The rollout of the Affordable Care Act has seen its share
of logistical issues, from delaying the mandate that large businesses
offer insurance to employees to postponing limits on individuals’
out-of-pocket costs. Now, there’s a new and more urgent setback: the
software that’s supposed to let people buy federally subsidized health
insurance starting in October doesn’t work all the time.
A report in the Wall Street Journal explains
that the software that will allow uninsured Americans to purchase a
health care plan through federally managed health care exchanges is at
times miscalculating the prices individuals will have to pay for
subsidized coverage. Insurers worry that early glitches in the program
might sour people on the idea of picking up health coverage. That would
be a setback for Obamacare, which needs a critical mass of younger,
generally healthy Americans to keep prices affordable.
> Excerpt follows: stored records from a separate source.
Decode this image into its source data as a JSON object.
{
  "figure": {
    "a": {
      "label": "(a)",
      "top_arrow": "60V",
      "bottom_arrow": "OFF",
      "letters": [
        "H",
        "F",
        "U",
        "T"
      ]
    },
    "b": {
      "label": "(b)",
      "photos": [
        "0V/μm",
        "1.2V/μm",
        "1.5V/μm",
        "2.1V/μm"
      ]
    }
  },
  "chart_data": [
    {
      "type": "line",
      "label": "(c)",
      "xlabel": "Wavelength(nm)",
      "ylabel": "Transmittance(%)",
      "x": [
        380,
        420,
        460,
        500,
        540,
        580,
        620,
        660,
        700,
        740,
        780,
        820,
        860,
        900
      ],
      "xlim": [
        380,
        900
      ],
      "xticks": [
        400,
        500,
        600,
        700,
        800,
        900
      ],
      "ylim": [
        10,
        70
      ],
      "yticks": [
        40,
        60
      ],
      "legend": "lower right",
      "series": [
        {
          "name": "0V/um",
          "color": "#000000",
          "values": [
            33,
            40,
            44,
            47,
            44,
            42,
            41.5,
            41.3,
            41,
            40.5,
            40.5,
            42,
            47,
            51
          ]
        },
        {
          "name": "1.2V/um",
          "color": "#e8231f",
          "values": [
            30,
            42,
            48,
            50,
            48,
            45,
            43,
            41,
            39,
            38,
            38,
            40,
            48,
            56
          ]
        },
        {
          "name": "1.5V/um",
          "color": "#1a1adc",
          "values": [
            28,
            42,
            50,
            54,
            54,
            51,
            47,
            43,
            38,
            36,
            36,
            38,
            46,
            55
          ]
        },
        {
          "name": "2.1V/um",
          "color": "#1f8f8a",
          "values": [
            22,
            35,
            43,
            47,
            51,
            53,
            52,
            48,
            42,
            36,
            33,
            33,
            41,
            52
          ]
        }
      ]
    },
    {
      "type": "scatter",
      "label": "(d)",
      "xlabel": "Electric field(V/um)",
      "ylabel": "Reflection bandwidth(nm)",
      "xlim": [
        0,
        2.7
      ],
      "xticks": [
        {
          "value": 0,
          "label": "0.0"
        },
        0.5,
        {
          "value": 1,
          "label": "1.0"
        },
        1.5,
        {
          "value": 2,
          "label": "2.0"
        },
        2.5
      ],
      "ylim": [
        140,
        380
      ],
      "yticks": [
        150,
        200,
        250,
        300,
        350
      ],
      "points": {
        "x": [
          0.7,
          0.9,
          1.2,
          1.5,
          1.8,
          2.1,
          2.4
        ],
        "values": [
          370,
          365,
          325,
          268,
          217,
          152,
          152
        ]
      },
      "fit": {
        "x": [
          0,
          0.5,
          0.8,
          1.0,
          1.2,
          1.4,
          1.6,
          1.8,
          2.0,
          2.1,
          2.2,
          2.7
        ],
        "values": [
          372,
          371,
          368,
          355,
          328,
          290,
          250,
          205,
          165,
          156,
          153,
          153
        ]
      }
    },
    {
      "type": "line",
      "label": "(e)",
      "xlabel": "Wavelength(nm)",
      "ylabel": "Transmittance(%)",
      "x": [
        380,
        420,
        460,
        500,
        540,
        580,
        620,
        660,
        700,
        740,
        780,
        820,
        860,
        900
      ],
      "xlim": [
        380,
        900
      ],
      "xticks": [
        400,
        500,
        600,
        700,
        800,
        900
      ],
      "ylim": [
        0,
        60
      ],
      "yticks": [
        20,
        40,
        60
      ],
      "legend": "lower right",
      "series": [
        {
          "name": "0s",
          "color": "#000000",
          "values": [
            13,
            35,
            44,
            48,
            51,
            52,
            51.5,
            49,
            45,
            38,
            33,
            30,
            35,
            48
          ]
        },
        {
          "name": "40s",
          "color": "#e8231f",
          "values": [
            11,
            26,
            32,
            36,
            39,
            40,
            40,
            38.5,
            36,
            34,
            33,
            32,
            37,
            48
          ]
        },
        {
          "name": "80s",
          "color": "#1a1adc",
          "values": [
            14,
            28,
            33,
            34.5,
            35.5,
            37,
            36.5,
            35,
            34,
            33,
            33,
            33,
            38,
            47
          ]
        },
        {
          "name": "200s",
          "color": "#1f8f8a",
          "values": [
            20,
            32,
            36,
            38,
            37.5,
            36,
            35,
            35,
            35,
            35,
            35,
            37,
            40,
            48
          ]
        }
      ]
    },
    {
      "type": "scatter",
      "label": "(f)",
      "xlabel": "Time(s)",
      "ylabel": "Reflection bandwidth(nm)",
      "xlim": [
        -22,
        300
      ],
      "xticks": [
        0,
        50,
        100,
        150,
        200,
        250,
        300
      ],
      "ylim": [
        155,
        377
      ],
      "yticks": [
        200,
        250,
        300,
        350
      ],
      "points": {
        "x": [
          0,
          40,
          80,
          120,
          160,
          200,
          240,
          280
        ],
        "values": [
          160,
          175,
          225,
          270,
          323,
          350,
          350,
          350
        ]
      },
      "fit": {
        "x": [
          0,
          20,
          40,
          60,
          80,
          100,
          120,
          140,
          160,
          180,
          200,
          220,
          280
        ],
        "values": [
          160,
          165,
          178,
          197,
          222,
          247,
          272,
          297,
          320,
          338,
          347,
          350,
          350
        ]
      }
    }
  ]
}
The software company helping to revolutionize the American
health care system is, in fact, Canadian. CGI Group, an information
technology firm that scored an estimated $93 million
contract in 2011 to build Obamacare’s federally funded health care
exchanges, is based in Montreal, Quebec. The exchanges are being built
up by CGI Federal, a U.S.-based subsidiary of CGI Group, whose contract
runs until the spring of 2014. Their software will be used not only to
allow uninsured Americans to select health care plans but also to let
insurers certify their plans with the federal government. A CGI
spokesman declined to clarify the nature of the glitches.